Anche i flussi import/export e i documenti doganali mostrano bene il valore di una gestione documentale integrata. In questi processi, documenti come Dae, Dat, prospetti, Mrn, bolle e fatture devono essere recuperati, archiviati, collegati e resi disponibili nei tempi corretti. La dimensione documentale si intreccia con compliance, logistica e amministrazione.
Questo allargamento del perimetro rappresenta l’evoluzione naturale da gestione documentale a piattaforma centrale per l’automazione dei processi. “Il caso Sacmi dimostra come una piattaforma documentale possa evolvere fino a diventare un elemento centrale dell’ecosistema digitale aziendale”, conclude Federico Pedullà di Siav. Oggi Archiflow non si limita a gestire documenti, ma attiva workflow, scambia informazioni con Sap, orchestra attività tra persone e sistemi e abilita livelli di automazione sempre più avanzati”.
Dalla gestione documentale integrata all’AI sui documenti
L’evoluzione futura guarda all’automazione intelligente, all’AI e all’information extraction. Sacmi vede due direttrici principali: aumentare l’automazione dei processi e migliorare la capacità di leggere e interpretare documenti non strutturati. Il punto è particolarmente rilevante in ambiti come la documentazione doganale, dove molte informazioni possono non essere disponibili in formato strutturato e richiedono ancora letture manuali.
L’obiettivo è ridurre la gestione manuale delle eccezioni, aumentare il livello complessivo di automazione e rendere il modello più scalabile.

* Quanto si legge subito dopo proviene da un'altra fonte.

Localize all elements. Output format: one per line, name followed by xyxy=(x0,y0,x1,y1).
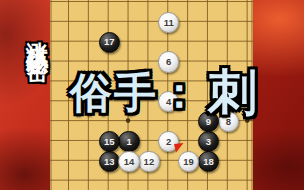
stone-number: 2 xyxy=(166,137,171,147)
caption-emphasis-text: 刺 xyxy=(208,60,257,126)
stone-black-15[interactable]: 15 xyxy=(99,131,120,152)
stone-number: 19 xyxy=(183,157,194,167)
stone-black-13[interactable]: 13 xyxy=(99,151,120,172)
stone-black-3[interactable]: 3 xyxy=(198,131,219,152)
stone-number: 1 xyxy=(126,137,131,147)
stone-white-12[interactable]: 12 xyxy=(138,151,159,172)
stone-white-14[interactable]: 14 xyxy=(118,151,139,172)
stone-number: 18 xyxy=(203,157,214,167)
caption-text: 俗手： xyxy=(70,65,202,121)
sidebar-title: 涨棋小秘密 xyxy=(26,24,48,44)
stone-black-18[interactable]: 18 xyxy=(198,151,219,172)
stone-black-17[interactable]: 17 xyxy=(99,32,120,53)
stone-number: 13 xyxy=(104,157,115,167)
caption-overlay: 俗手： 刺 xyxy=(70,60,257,126)
stone-number: 11 xyxy=(164,18,174,28)
stone-number: 12 xyxy=(144,157,155,167)
stone-number: 3 xyxy=(206,137,211,147)
stone-number: 14 xyxy=(124,157,135,167)
thumbnail-stage: 涨棋小秘密 1234689101112131415171819 俗手： 刺 xyxy=(0,0,304,190)
stone-black-1[interactable]: 1 xyxy=(118,131,139,152)
stone-number: 17 xyxy=(104,37,115,47)
red-triangle-icon xyxy=(174,143,184,153)
stone-white-19[interactable]: 19 xyxy=(178,151,199,172)
stone-number: 15 xyxy=(104,137,115,147)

In questa traiettoria rientra anche l’evoluzione verso Archiflow Nova, vista come condizione che rende utile l’AI nei processi documentali: dati già collegati, workflow definiti, documenti governati, regole condivise. Senza questa base, l’intelligenza artificiale rischia di intervenire su un’organizzazione ancora frammentata. Con una gestione documentale integrata, invece, può lavorare su processi più leggibili e misurabili.
Un punto di partenza per automatizzare tutti i processi
Anche da questa prospettiva, il progetto rappresenta un esempio di trasformazione che parte dal documento ma guarda al processo nel suo insieme: “Per noi questo progetto dimostra come il vero valore della trasformazione digitale non risieda nella digitalizzazione del documento in sé, ma nella capacità di utilizzare il documento come punto di partenza per automatizzare e governare l’intero processo aziendale” conclude Pedullà. È proprio questa visione che sta portando Sacmi a guardare oggi anche alle tecnologie di AI e Information Extraction e al percorso di evoluzione verso Archiflow Nova”.
Il caso Sacmi mostra quindi una traiettoria concreta dell’automazione documentale. Si parte da bisogni operativi molto riconoscibili, fatto di documenti dispersi, prassi diverse e attività manuali. Si passa attraverso l’armonizzazione dei processi e l’integrazione con Sap. Si arriva a una piattaforma che sostiene ciclo passivo, Pec, contratti e flussi doganali. La lezione più utile per altri gruppi industriali è proprio questa: la tecnologia funziona quando organizza un lavoro già ripensato. Solo allora il documento smette di essere un contenuto da archiviare e diventa una leva per governare i processi.